Genetic variant pathogenicity prediction trained using disease-specific clinical sequencing datasets

2019 
Abstract Recent advances in DNA sequencing technologies have expanded our understanding of the molecular underpinnings for several genetic disorders, and increased the utilization of genomic tests by clinicians. Given the paucity of evidence to assess each variant, and the difficulty of experimentally evaluating a variant’s clinical significance, many of the thousand variants that can be generated by clinical tests are reported as variants of unknown clinical significance. However, the creation of population-scale variant databases can significantly improve clinical variant interpretation. Specifically, pathogenicity prediction for novel missense variants can now utilize features describing regional variant constraint. Constrained genomic regions are those that have an unusually low variant count in the general population. Several computational methods have been introduced to capture these regions and incorporate them into pathogenicity classifiers, but these methods have yet to be compared on an independent clinical variant dataset. Here we introduce one variant dataset derived from clinical sequencing panels, and use it to compare the ability of different genomic constraint metrics to determine missense variant pathogenicity.

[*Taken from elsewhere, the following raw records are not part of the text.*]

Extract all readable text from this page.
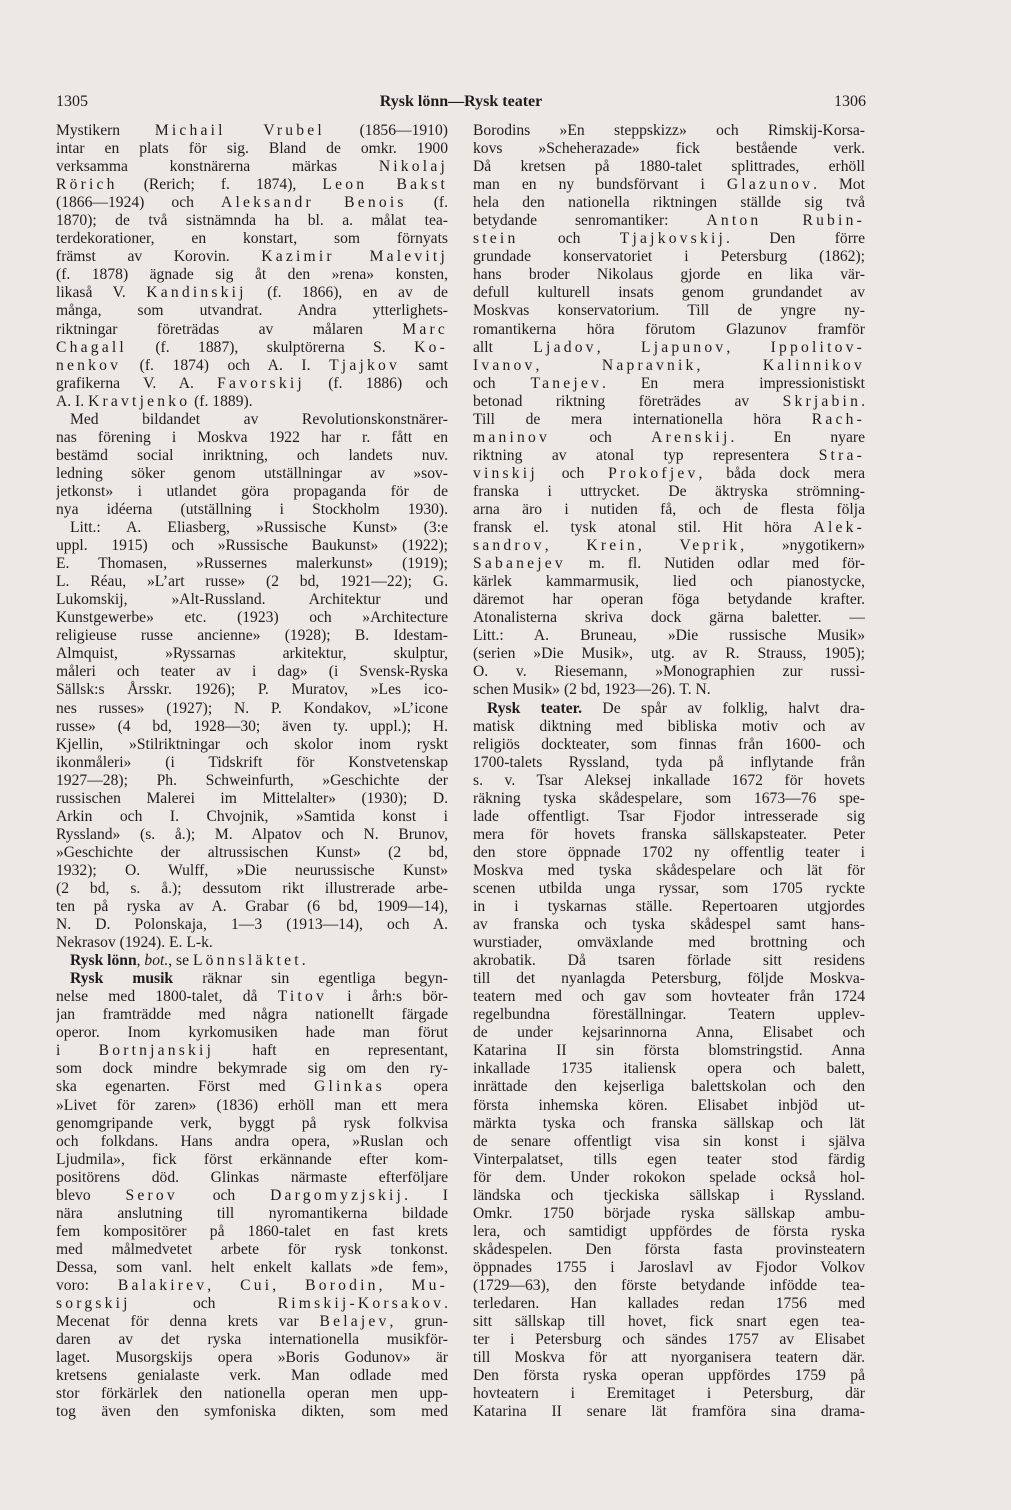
1305	Rysk lönn—Rysk teater	1306
Mystikern Michail Vrubel (1856—1910)
intar en plats för sig. Bland de omkr. 1900
verksamma konstnärerna märkas Nikolaj
Rörich (Rerich; f. 1874), Leon Bakst
(1866—1924) och Aleksandr Benois (f.
1870); de två sistnämnda ha bl. a. målat tea-
terdekorationer, en konstart, som förnyats
främst av Korovin. Kazimir Malevitj
(f. 1878) ägnade sig åt den »rena» konsten,
likaså V. Kandinskij (f. 1866), en av de
många, som utvandrat. Andra ytterlighets-
riktningar företrädas av målaren Marc
Chagall (f. 1887), skulptörerna S. Ko-
nenkov (f. 1874) och A. I. Tjajkov samt
grafikerna V. A. Favorskij (f. 1886) och
A. I. Kravtjenko (f. 1889).
Med bildandet av Revolutionskonstnärer-
nas förening i Moskva 1922 har r. fått en
bestämd social inriktning, och landets nuv.
ledning söker genom utställningar av »sov-
jetkonst» i utlandet göra propaganda för de
nya idéerna (utställning i Stockholm 1930).
Litt.: A. Eliasberg, »Russische Kunst» (3:e
uppl. 1915) och »Russische Baukunst» (1922);
E. Thomasen, »Russernes malerkunst» (1919);
L. Réau, »L’art russe» (2 bd, 1921—22); G.
Lukomskij, »Alt-Russland. Architektur und
Kunstgewerbe» etc. (1923) och »Architecture
religieuse russe ancienne» (1928); B. Idestam-
Almquist, »Ryssarnas arkitektur, skulptur,
måleri och teater av i dag» (i Svensk-Ryska
Sällsk:s Årsskr. 1926); P. Muratov, »Les ico-
nes russes» (1927); N. P. Kondakov, »L’icone
russe» (4 bd, 1928—30; även ty. uppl.); H.
Kjellin, »Stilriktningar och skolor inom ryskt
ikonmåleri» (i Tidskrift för Konstvetenskap
1927—28); Ph. Schweinfurth, »Geschichte der
russischen Malerei im Mittelalter» (1930); D.
Arkin och I. Chvojnik, »Samtida konst i
Ryssland» (s. å.); M. Alpatov och N. Brunov,
»Geschichte der altrussischen Kunst» (2 bd,
1932); O. Wulff, »Die neurussische Kunst»
(2 bd, s. å.); dessutom rikt illustrerade arbe-
ten på ryska av A. Grabar (6 bd, 1909—14),
N. D. Polonskaja, 1—3 (1913—14), och A.
Nekrasov (1924). E. L-k.
Rysk lönn, bot., se Lönnsläktet.
Rysk musik räknar sin egentliga begyn-
nelse med 1800-talet, då Titov i årh:s bör-
jan framträdde med några nationellt färgade
operor. Inom kyrkomusiken hade man förut
i Bortnjanskij haft en representant,
som dock mindre bekymrade sig om den ry-
ska egenarten. Först med Glinkas opera
»Livet för zaren» (1836) erhöll man ett mera
genomgripande verk, byggt på rysk folkvisa
och folkdans. Hans andra opera, »Ruslan och
Ljudmila», fick först erkännande efter kom-
positörens död. Glinkas närmaste efterföljare
blevo Serov och Dargomyzjskij. I
nära anslutning till nyromantikerna bildade
fem kompositörer på 1860-talet en fast krets
med målmedvetet arbete för rysk tonkonst.
Dessa, som vanl. helt enkelt kallats »de fem»,
voro: Balakirev, Cui, Borodin, Mu-
sorgskij och Rimskij-Korsakov.
Mecenat för denna krets var Belajev, grun-
daren av det ryska internationella musikför-
laget. Musorgskijs opera »Boris Godunov» är
kretsens genialaste verk. Man odlade med
stor förkärlek den nationella operan men upp-
tog även den symfoniska dikten, som med
Borodins »En steppskizz» och Rimskij-Korsa-
kovs »Scheherazade» fick bestående verk.
Då kretsen på 1880-talet splittrades, erhöll
man en ny bundsförvant i Glazunov. Mot
hela den nationella riktningen ställde sig två
betydande senromantiker: Anton Rubin-
stein och Tjajkovskij. Den förre
grundade konservatoriet i Petersburg (1862);
hans broder Nikolaus gjorde en lika vär-
defull kulturell insats genom grundandet av
Moskvas konservatorium. Till de yngre ny-
romantikerna höra förutom Glazunov framför
allt Ljadov, Ljapunov, Ippolitov-
Ivanov, Napravnik, Kalinnikov
och Tanejev. En mera impressionistiskt
betonad riktning företrädes av Skrjabin.
Till de mera internationella höra Rach-
maninov och Arenskij. En nyare
riktning av atonal typ representera Stra-
vinskij och Prokofjev, båda dock mera
franska i uttrycket. De äktryska strömning-
arna äro i nutiden få, och de flesta följa
fransk el. tysk atonal stil. Hit höra Alek-
sandrov, Krein, Veprik, »nygotikern»
Sabanejev m. fl. Nutiden odlar med för-
kärlek kammarmusik, lied och pianostycke,
däremot har operan föga betydande krafter.
Atonalisterna skriva dock gärna baletter. —
Litt.: A. Bruneau, »Die russische Musik»
(serien »Die Musik», utg. av R. Strauss, 1905);
O. v. Riesemann, »Monographien zur russi-
schen Musik» (2 bd, 1923—26). T. N.
Rysk teater. De spår av folklig, halvt dra-
matisk diktning med bibliska motiv och av
religiös dockteater, som finnas från 1600- och
1700-talets Ryssland, tyda på inflytande från
s. v. Tsar Aleksej inkallade 1672 för hovets
räkning tyska skådespelare, som 1673—76 spe-
lade offentligt. Tsar Fjodor intresserade sig
mera för hovets franska sällskapsteater. Peter
den store öppnade 1702 ny offentlig teater i
Moskva med tyska skådespelare och lät för
scenen utbilda unga ryssar, som 1705 ryckte
in i tyskarnas ställe. Repertoaren utgjordes
av franska och tyska skådespel samt hans-
wurstiader, omväxlande med brottning och
akrobatik. Då tsaren förlade sitt residens
till det nyanlagda Petersburg, följde Moskva-
teatern med och gav som hovteater från 1724
regelbundna föreställningar. Teatern upplev-
de under kejsarinnorna Anna, Elisabet och
Katarina II sin första blomstringstid. Anna
inkallade 1735 italiensk opera och balett,
inrättade den kejserliga balettskolan och den
första inhemska kören. Elisabet inbjöd ut-
märkta tyska och franska sällskap och lät
de senare offentligt visa sin konst i själva
Vinterpalatset, tills egen teater stod färdig
för dem. Under rokokon spelade också hol-
ländska och tjeckiska sällskap i Ryssland.
Omkr. 1750 började ryska sällskap ambu-
lera, och samtidigt uppfördes de första ryska
skådespelen. Den första fasta provinsteatern
öppnades 1755 i Jaroslavl av Fjodor Volkov
(1729—63), den förste betydande infödde tea-
terledaren. Han kallades redan 1756 med
sitt sällskap till hovet, fick snart egen tea-
ter i Petersburg och sändes 1757 av Elisabet
till Moskva för att nyorganisera teatern där.
Den första ryska operan uppfördes 1759 på
hovteatern i Eremitaget i Petersburg, där
Katarina II senare lät framföra sina drama-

This dataset is compiled from 17,071 patients surveyed with clinical genomic sequencing for cardiomyopathy, epilepsy, or RASopathies. We further utilize this dataset to demonstrate the necessity of disease-specific classifiers, and to train PathoPredictor, a disease-specific ensemble classifier of pathogenicity based on regional constraint and variant level features. PathoPredictor achieves an average precision greater than 90% for variants from all 99 tested disease genes while approaching 100% accuracy for some genes. Accumulation of larger clinical variant datasets and their utilization to train existing pathogenicity metrics can significantly enhance their performance in a disease and gene-specific manner.